If your charger does not have this feature, you’ll want to equalize one battery at a time. First, to prevent damage, shut off all D.C. electronic equipment that cannot tolerate such high voltage. Whenever you work around batteries, you should wear protective eyewear, gloves, and clothing. And do not leave the batteries unattended.
To begin the process, fully charge the battery at an ambient temperature of no more than 80ºF. Check each cell to make sure the electrolyte is at the proper level. Leave the vented caps on. As you apply the current, several things will happen. During any battery charging—and especially with this process because of the high voltage used—gas will be emitted. Since this is an explosive mixture of hydrogen and oxygen gas, proper ventilation is crucial, and avoid any open flame or spark.
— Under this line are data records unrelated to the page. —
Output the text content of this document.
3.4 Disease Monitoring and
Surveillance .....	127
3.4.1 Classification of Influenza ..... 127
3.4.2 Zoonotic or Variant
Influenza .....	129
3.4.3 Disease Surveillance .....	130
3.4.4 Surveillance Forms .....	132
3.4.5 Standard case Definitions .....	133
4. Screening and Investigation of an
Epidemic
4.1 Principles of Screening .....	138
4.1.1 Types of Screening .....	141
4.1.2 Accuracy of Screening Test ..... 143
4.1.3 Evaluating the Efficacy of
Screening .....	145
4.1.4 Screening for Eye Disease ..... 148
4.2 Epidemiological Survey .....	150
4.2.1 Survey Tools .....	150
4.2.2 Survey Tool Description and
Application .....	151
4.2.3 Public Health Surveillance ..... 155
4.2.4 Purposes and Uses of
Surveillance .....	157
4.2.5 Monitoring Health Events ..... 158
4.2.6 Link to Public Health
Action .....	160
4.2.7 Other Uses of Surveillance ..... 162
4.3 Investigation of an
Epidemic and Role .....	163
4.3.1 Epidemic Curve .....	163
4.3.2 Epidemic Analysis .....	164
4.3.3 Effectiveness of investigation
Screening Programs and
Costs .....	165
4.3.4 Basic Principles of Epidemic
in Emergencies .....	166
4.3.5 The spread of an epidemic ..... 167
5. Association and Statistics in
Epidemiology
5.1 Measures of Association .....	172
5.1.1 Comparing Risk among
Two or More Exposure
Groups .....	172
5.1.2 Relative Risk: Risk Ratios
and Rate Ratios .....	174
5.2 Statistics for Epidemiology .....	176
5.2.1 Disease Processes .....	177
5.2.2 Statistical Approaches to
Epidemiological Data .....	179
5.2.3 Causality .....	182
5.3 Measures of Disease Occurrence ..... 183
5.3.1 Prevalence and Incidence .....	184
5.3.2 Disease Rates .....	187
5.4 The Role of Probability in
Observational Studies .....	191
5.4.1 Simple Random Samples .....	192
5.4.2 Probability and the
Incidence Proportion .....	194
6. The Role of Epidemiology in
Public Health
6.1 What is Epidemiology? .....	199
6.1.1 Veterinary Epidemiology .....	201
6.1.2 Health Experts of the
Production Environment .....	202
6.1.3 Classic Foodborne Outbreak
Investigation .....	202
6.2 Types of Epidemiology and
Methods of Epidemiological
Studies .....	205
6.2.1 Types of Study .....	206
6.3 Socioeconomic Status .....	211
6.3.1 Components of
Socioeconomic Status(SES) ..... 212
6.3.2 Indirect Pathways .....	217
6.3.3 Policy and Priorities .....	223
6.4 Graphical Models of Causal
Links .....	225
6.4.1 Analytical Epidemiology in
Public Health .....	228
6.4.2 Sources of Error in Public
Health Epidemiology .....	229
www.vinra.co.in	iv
The vigorous action caused by the elevated voltage will loosen the crystallized sulfate left on the plate, causing it to fall to the bottom of the battery casing and exposing fresh lead to the electrolyte. If any cells begin to “spit” or emit liquid, terminate the equalizing cycle.
Take specific gravity readings every 15 minutes with a hydrometer until all the cells read 1.26. One or two of the cells may be a little slow in reaching this level, and if after several hours of testing, a cell reads lower than the rest by 0.05 or more, it may be dead. Once the weakest cell reaches full charge, the process is over.
Next, top off the electrolyte level with distilled water. Let the batteries rest for at least one hour before measuring the voltage and the specific gravity of the cells again. Use the measurements you get at this reading as the baseline or “full charge” mark for that particular battery. It’s also a good idea to log specific gravity readings once every three or four months to track trouble within the cells.